Some of the health benefits, according to the brand, include accelerated fat metabolism and boosted immunity.
Sprouted brown rice needs to be soaked in water for 30 minutes, then cooked for another 20 minutes in boiling water. It’s currently available at leading supermarkets and retails for Dh21 per packet.
Dairy-free cream and butter
“If you spoke about plant-based meat 10 years ago, people would have laughed – but now things are completely different. People cannot even tell the difference between plant-based and real meat,” says Reinier Weerman, general manager for Upfield in North Africa and the Middle East. “I’m convinced that in the next 10 years, plant-based foods will dominate the market.”

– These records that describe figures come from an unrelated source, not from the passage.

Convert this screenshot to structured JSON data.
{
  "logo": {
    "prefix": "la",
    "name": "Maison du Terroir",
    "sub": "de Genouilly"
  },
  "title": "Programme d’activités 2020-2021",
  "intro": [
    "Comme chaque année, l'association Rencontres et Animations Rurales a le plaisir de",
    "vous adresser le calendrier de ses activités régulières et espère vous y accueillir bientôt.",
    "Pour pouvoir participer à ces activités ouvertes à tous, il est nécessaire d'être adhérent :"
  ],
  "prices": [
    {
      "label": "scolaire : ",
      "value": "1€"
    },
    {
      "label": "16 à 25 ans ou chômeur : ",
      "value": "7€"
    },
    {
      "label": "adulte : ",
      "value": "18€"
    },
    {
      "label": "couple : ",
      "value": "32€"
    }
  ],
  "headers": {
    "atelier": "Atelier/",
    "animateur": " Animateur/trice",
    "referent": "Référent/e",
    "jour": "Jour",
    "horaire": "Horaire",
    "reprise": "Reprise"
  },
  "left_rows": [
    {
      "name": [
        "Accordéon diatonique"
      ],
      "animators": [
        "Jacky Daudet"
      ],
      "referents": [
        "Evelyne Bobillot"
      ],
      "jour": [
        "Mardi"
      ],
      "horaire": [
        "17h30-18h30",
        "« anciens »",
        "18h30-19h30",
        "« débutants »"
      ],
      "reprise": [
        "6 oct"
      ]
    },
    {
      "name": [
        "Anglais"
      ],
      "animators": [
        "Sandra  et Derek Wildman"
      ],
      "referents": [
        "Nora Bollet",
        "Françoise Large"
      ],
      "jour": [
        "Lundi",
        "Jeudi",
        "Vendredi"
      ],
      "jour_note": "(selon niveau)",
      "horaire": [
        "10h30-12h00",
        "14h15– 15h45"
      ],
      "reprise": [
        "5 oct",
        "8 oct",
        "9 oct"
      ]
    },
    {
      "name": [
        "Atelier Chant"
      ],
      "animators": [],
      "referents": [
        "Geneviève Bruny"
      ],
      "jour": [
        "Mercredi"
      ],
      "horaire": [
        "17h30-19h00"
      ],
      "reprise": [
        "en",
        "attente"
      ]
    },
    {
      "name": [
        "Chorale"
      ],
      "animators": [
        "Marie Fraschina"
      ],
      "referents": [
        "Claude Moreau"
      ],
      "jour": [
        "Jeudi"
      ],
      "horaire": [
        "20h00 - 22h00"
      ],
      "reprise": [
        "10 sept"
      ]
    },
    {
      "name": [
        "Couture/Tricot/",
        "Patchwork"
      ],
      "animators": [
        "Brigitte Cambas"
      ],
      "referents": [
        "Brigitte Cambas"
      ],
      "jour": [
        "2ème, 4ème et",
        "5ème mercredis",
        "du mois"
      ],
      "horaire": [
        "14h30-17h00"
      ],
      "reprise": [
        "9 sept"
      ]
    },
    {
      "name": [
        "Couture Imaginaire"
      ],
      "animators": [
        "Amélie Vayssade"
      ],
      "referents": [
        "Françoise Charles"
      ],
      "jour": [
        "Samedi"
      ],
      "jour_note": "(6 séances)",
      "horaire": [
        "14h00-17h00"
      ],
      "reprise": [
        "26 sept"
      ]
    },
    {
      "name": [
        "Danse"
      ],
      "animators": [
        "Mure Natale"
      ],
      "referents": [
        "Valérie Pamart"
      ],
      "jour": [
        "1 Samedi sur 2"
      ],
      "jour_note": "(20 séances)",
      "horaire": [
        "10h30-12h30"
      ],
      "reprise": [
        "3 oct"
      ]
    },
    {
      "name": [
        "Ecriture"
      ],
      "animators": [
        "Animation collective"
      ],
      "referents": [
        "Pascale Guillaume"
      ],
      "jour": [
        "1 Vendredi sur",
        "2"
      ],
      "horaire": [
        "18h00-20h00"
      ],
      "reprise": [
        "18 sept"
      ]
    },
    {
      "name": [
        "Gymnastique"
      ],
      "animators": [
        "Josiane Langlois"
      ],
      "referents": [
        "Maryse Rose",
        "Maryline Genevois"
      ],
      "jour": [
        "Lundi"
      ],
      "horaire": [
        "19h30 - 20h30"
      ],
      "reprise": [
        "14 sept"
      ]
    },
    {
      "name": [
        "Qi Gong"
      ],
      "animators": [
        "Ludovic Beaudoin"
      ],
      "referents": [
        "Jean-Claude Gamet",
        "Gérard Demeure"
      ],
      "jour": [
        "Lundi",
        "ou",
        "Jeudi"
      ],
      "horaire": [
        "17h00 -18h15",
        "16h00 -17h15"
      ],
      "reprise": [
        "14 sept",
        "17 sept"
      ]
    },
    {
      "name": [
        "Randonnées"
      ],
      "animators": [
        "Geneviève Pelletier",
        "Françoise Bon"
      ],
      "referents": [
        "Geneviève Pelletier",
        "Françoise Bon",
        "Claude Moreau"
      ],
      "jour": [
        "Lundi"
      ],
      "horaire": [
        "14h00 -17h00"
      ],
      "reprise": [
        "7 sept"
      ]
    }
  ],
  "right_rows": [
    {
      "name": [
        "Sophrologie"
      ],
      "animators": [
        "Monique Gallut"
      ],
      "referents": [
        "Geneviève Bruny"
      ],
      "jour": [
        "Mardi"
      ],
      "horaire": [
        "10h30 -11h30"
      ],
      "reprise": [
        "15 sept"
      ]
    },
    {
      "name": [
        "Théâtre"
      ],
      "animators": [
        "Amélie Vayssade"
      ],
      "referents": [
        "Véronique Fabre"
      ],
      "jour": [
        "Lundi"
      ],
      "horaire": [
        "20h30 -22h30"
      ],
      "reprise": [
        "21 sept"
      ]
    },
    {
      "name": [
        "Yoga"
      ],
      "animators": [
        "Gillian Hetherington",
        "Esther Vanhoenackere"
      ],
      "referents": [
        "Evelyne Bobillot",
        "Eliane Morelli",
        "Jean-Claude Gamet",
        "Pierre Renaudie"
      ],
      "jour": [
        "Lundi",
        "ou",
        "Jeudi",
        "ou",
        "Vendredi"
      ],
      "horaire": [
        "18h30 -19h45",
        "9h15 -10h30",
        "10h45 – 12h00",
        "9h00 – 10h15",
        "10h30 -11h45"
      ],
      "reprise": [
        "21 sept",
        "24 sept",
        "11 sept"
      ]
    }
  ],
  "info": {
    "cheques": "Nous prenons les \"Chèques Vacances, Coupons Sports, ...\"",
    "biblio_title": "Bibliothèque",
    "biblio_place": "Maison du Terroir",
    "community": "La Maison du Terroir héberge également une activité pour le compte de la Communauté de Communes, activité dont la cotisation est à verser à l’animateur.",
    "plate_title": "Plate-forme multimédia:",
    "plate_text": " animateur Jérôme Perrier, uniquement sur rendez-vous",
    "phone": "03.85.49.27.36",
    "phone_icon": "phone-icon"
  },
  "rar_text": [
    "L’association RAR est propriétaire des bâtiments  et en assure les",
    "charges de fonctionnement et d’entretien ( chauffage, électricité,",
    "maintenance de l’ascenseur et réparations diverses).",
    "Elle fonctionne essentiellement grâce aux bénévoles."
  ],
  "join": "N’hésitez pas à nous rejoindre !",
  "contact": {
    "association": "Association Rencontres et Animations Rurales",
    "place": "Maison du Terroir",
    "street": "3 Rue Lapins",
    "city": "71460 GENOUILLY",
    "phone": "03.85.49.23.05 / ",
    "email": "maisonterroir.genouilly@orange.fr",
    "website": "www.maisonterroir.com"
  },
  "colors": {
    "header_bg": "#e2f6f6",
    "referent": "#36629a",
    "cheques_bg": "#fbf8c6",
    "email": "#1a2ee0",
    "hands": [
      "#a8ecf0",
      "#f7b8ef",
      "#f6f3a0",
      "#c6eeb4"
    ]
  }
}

It’s this thinking that led Upfield to unveil its 100 per cent dairy-free Flora Plant Butter and Plant Cream at Gulfood 2020. The products are made using plant-based oils, which have natural fats, and according Weerman, offer more health benefits than traditional butters and creams, while keeping the same flavour profile. “We are catering to the global health conscious wave,” he adds. And the environmental benefits of the products are the vegan icing on the cake.
Sustainable packaging and compostable bottles are obviously giant leaps forward for the food and beverage sector, but Canary is going a different way and omitting packaging altogether. The company presented its zero-waste butter at the New Zealand Dairy Pavilion at Gulfood. The clean-cut, perfectly shaped butter medallions are transported using wax paper, and served sans packaging, thus minimising the amount of plastic or foil that ends up in landfill. For now, the butter will be made available to hotels, airlines and caterers in the region.